Скоро станут известны лауреаты «Золотой маски». Игорь Гордин номинирован на нее дважды. Infox.ru публикует интервью с актером, чуть больше чем за год успевшим сыграть в трех московских театрах: персонажа Достоевского в «Кроткой», античного Ясона в «Медее», современного клерка в «Методе Гренхольма», слугу цезаря в «Калигуле» и Ильина - героя «Пяти вечеров» Володина.
-- У вас сразу две номинации на «Золотую маску» - за два спектакля МТЮЗа, «Медею» и «Кроткую». За какую из этих ролей вам бы хотелось получить премию?

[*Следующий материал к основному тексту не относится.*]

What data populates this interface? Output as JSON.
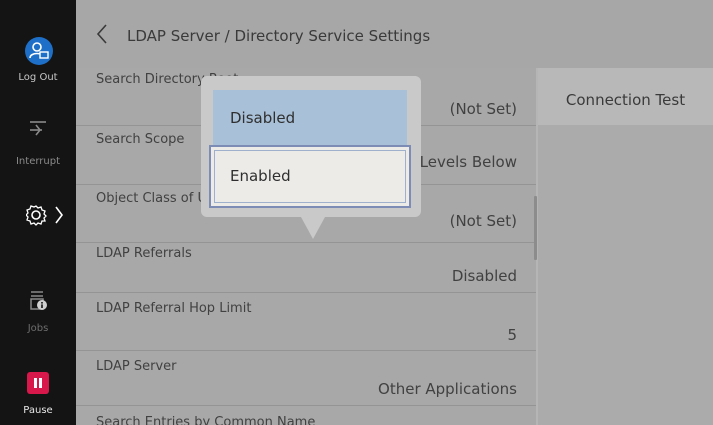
{
  "sidebar": {
    "logout_label": "Log Out",
    "interrupt_label": "Interrupt",
    "jobs_label": "Jobs",
    "pause_label": "Pause",
    "pause_color": "#d8174b",
    "logout_icon_color": "#1e6fc8"
  },
  "header": {
    "title": "LDAP Server / Directory Service Settings"
  },
  "settings": [
    {
      "label": "Search Directory Root",
      "value": "(Not Set)"
    },
    {
      "label": "Search Scope",
      "value": "All Levels Below"
    },
    {
      "label": "Object Class of Users",
      "value": "(Not Set)"
    },
    {
      "label": "LDAP Referrals",
      "value": "Disabled"
    },
    {
      "label": "LDAP Referral Hop Limit",
      "value": "5"
    },
    {
      "label": "LDAP Server",
      "value": "Other Applications"
    },
    {
      "label": "Search Entries by Common Name",
      "value": ""
    }
  ],
  "right_panel": {
    "connection_test_label": "Connection Test"
  },
  "popup": {
    "options": [
      "Disabled",
      "Enabled"
    ],
    "highlighted": "Disabled",
    "focused": "Enabled"
  }
}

-- Так сразу и не скажешь... «Кроткая» возникла из самостоятельной работы, которую мы с Ириной Керученко начинали в Центре драматургии и режиссуры у Алексея Казанцева, но потом оказались на улице и пришли к Генриетте Яновской. Она посмотрела первый акт и разрешила играть в ТЮЗе. Конечно, к Ирине было больше доверия, поскольку она училась у Камы Гинкаса. Но Яновская совершенно не вмешивалась в спектакль -- просто дала нам зеленый свет и все. Параллельно возникла «Медея». Но здесь было меньше риска, поскольку это ставил сам Гинкас, он мастер, актеру нужно только следовать за его ходом мысли. С Керученко же мы работали на равных: спорили, ругались, кричали, вместе искали. Так что, пожалуй, эта работа для меня более важна – в ней больше моего личного опыта. А в «Медее» Гинкас уже знал, чего хочет. Он позвал нас с Катей Карпушиной (она и сыграла Медею), мы прочитали текст, и он сказал: «Вот так и надо». И следующие полгода мы пытались сохранить это первоначальное ощущение от текста.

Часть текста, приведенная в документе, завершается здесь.